Out of calibration

 It’s calibration time at Microsoft. Time for managers to rank everyone in your peer group (same discipline, same career stage, same division) into five (and a half) ranges: the top 20 percent (and top 5 percent), the near top 20 percent, the middle 40 percent, the lower 13 percent, and the bottom 7 percent.

Calibration brings out the best in us—the best in our acidic, reproachful disdain. Engineers hate calibration because it’s not fair to great teams, in which everyone deserves high ratings, and because it discourages teamwork, since team members compete against each other for rewards. Managers hate calibration because it forces them to make hard choices, it punishes them for having a great team while rewarding their peers for having poor teams, and it creates uncomfortable conversations with their employees.

Well, I love calibration. That’s right, I love it! You weenies and whiners can go join some puritan, petite startup, while I count our billions and continue working with a top-notch staff. Hey, I’m huge on rewarding strong teams and teamwork. The fact that you think calibration discourages teamwork shows your ignorance. It’s time you got a clue.

Wisdom of crowds

There are teams and then there are divisions. They are not the same. A division has thousands of engineers. A team has between one and 12. You are calibrated against your peers in your division, not your team.
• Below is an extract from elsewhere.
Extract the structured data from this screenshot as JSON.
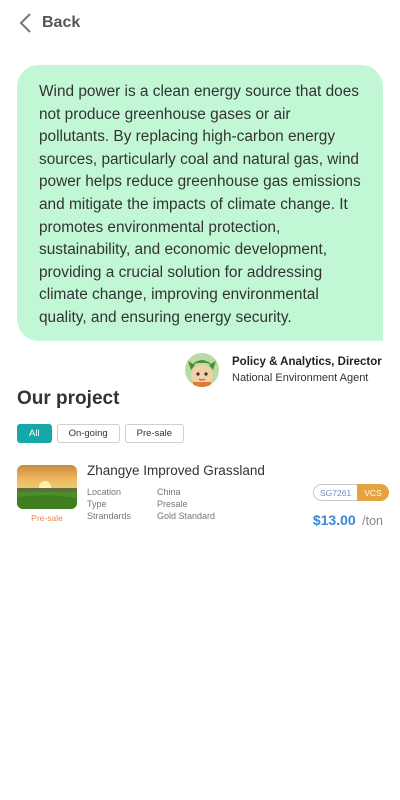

Yes, the few engineers on your team that are in your discipline career stage are among the hundreds in your calibration group. So what? That’s rounding error. You’re not competing against your teammates—you’re being compared across your division.

“Yeah, but my boss says every team has to fit the curve!” Typically, group managers like their entire teams to fit the percentages as a starting point. I used to misunderstand this, thinking it applied within career stage and would persist in calibration. Now that I’ve been through many calibrations, I realize it’s like the initial guess in a root-finding algorithm. You’ve got to start somewhere, but it’s rarely where you end up. By starting with teams roughly meeting the percentages, you at least cover the common cases quickly. Nonetheless, managers still talk about everyone in the calibration group.

Eric Aside

Employees often complain that the HR text descriptions of each rating range don’t match the actual definitions—the percentages. True, but those definitions are a handy guide for managers to determine a starting point for calibration.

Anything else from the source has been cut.